Do you happen to know what the difference is between /pænts/ and /pæns/ or /faɪ.næns/ and /faɪ.nænts/? Whenever I look up the IPA of of words like these, ending in either /-ns/ or /-nts/, they seem to fit with the actual spelling of the word. For example, finance doesn't have a T in it, so the IPA shows /faɪ.næns/, and pants does, so therefore you get /pænts/. In my mind, (I'm from Massachusetts, USA) I don't hear or make any sort of difference between the two. I feel like I always say /ns/, but I could be wrong. I can't seem to find any sound clip online that shows the difference between the two, and I can't really imagine what the difference would be. I feel like putting the /t/ in there would be to cumbersome to do in everyday speech.

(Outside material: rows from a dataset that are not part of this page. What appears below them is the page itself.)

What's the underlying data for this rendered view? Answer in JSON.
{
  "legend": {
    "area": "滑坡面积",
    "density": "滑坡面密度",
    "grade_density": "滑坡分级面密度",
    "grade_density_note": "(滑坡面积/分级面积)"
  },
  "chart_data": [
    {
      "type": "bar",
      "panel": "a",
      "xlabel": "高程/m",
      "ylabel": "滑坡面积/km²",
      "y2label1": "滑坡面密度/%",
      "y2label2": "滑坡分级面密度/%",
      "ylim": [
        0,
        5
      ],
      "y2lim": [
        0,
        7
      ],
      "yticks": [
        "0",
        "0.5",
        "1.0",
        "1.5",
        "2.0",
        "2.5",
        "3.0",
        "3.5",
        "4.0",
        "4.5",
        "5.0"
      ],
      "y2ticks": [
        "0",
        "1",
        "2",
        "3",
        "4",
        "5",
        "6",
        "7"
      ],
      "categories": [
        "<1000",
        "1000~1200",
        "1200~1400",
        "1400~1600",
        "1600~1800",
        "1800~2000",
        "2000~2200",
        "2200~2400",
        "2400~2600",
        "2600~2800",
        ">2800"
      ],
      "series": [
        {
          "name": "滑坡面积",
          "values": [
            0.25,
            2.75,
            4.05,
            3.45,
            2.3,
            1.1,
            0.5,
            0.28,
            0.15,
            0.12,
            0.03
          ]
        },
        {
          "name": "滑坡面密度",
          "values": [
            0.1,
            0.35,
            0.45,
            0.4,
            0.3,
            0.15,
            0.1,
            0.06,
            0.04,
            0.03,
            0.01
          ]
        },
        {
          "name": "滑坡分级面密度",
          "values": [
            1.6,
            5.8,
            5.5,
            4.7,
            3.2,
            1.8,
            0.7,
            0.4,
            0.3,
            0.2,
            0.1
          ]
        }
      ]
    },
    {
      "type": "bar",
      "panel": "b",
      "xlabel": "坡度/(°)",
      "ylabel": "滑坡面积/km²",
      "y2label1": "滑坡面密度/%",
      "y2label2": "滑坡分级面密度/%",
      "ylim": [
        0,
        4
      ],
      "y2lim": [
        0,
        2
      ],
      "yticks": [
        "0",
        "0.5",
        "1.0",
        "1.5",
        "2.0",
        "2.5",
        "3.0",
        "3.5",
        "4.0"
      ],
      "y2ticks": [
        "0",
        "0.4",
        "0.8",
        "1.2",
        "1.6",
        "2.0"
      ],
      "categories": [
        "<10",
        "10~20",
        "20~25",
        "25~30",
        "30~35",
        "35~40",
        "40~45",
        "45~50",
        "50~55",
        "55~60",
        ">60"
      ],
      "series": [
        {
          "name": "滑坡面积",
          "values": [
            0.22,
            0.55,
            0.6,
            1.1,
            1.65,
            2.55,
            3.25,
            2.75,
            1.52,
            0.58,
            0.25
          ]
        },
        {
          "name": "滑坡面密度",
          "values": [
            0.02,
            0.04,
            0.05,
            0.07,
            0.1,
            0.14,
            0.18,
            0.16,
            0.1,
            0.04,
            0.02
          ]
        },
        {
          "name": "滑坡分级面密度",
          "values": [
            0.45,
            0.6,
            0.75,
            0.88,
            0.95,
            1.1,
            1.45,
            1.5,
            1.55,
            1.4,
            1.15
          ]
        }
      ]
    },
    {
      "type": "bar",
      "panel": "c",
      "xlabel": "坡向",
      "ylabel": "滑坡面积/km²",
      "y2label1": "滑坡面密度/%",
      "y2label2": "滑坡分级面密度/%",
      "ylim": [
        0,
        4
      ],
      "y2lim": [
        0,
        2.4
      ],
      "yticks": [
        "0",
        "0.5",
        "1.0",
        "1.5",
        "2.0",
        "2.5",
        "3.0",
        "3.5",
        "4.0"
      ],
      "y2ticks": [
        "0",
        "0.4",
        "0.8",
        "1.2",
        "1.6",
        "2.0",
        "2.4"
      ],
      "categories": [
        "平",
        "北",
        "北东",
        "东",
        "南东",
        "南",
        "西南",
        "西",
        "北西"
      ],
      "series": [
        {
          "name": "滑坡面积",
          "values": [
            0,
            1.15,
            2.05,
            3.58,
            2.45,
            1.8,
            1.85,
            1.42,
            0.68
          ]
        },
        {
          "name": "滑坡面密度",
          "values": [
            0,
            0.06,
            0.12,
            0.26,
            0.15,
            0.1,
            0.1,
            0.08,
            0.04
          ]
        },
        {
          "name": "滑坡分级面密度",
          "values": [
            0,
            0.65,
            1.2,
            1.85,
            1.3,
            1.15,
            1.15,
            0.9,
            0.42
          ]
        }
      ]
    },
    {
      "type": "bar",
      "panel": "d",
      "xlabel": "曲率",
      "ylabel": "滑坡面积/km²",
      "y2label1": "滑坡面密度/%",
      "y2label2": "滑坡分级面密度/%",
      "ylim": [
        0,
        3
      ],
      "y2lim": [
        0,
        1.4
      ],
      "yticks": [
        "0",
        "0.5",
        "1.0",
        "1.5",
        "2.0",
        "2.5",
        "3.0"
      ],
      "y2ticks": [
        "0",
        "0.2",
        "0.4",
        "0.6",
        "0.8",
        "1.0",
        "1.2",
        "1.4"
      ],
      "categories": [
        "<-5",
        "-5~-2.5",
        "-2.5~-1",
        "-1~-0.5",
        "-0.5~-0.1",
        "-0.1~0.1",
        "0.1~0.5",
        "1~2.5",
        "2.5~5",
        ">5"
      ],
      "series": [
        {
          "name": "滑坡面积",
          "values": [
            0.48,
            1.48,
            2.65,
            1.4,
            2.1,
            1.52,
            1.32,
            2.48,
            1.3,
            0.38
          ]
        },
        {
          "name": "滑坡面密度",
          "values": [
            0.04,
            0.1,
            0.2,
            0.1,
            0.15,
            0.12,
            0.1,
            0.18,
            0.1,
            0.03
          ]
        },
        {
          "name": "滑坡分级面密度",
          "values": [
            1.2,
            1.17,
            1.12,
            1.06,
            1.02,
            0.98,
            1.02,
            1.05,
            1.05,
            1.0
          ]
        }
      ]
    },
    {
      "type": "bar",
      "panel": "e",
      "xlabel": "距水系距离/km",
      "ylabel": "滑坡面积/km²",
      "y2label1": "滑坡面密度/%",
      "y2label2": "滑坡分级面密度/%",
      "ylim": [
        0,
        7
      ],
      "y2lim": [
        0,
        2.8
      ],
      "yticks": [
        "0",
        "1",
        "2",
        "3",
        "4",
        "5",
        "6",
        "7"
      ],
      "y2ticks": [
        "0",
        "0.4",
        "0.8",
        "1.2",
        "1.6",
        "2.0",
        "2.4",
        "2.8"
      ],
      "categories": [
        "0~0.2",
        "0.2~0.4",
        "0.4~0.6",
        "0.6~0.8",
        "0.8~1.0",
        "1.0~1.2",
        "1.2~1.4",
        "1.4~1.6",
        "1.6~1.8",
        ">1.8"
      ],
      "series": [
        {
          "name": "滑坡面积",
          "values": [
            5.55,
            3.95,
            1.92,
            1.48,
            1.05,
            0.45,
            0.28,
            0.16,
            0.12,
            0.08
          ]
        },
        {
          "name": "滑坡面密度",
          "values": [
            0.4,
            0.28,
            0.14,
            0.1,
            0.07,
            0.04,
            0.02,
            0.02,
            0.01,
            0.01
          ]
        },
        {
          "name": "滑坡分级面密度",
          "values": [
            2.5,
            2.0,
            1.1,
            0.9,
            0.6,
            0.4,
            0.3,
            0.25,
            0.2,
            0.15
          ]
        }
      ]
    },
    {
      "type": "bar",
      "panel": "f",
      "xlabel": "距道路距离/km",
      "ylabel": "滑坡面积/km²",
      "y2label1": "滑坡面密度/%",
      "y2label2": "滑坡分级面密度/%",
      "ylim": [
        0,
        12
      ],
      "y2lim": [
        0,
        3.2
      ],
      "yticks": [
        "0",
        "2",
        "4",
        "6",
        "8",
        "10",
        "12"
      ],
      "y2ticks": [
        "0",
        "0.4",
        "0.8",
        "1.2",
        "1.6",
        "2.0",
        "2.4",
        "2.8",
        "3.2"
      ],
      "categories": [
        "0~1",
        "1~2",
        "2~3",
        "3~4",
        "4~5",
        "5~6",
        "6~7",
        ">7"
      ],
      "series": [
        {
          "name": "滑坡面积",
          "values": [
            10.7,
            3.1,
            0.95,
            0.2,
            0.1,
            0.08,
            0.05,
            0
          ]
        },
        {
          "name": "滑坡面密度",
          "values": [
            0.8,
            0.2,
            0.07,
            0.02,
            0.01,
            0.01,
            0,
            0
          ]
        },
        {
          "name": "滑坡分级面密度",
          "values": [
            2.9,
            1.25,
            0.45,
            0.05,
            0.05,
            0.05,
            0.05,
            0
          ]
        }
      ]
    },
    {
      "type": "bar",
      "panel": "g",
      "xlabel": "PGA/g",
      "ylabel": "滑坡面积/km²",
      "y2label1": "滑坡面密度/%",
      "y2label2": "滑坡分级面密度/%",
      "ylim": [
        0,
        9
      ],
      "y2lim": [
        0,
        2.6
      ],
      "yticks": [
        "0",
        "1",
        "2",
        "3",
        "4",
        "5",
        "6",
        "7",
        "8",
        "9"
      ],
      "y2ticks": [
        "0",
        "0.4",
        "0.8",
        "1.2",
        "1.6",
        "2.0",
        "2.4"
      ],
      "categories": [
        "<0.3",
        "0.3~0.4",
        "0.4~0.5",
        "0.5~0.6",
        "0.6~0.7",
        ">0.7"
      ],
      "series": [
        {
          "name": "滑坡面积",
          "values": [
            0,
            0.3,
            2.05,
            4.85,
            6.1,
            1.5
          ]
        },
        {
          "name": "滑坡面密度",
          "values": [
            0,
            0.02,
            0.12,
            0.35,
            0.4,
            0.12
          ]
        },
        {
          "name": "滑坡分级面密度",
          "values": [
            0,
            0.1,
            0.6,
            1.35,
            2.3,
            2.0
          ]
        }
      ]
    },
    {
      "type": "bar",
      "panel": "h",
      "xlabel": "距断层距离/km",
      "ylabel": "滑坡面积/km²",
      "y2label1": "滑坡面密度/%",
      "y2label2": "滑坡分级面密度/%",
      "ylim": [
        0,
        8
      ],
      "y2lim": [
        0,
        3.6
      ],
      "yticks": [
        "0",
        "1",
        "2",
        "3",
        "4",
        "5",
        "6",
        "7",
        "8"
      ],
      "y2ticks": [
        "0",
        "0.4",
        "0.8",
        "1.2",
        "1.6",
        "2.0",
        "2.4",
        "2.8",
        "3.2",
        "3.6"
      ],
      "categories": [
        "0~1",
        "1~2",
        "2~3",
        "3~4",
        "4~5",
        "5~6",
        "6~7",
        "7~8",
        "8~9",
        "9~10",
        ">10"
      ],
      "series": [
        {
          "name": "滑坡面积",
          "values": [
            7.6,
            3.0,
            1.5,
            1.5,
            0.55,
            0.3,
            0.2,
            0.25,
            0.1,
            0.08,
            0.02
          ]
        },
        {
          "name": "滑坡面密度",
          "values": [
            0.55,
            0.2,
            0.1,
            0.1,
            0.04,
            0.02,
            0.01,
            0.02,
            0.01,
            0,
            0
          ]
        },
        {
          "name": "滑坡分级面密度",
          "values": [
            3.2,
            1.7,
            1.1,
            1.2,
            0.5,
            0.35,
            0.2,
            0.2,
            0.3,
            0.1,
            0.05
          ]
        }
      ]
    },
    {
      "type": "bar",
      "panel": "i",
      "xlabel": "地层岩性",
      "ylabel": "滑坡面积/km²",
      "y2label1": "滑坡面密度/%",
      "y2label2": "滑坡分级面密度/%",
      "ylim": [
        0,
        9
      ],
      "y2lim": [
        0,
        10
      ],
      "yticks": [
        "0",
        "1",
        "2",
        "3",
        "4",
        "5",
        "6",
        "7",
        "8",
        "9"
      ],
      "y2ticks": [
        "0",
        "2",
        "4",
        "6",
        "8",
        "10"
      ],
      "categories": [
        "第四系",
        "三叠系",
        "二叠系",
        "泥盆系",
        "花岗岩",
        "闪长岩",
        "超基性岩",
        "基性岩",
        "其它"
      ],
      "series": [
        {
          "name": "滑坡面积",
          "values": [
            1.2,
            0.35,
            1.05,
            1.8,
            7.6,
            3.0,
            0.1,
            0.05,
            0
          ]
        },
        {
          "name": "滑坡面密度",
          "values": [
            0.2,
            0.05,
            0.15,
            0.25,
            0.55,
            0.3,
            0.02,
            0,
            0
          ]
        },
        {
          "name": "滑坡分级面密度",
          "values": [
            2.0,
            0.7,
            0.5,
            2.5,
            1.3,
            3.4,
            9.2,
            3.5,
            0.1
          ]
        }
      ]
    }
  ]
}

In my reply I explained that essentially it’s a question of the timing of the articulatory movements. To go smoothly from [n] to [s] you have to release the tongue tip before creating the velic closure (= raising the soft palate). Conversely, if the soft palate movement is completed first (thus preventing nasal escape), before the tongue tip leaves the alveolar ridge, there is a moment during which no air can escape: this is then perceived as [t].
So it all depends on which moves first, the tongue tip or the soft palate. (The cessation of vocal cord vibration can take care of itself.)
I natively make a firm distinction between the two possibilities. My
prince has [ns], my prints has [nts] (or [nʔs]). But I know that many people don’t make any such distinction.
In my experience Americans usually pronounce both words like my prints.
Speakers who have this epenthetic plosive normally do so whenever a nasal is followed by a voiceless fricative within the same syllable. If the nasal and fricative are in different syllables (e.g. inside, uncertain, consider — you have to buy into my views on syllabification here), there is no epenthesis. So Dan can get a model for plain -ns- by considering his consider.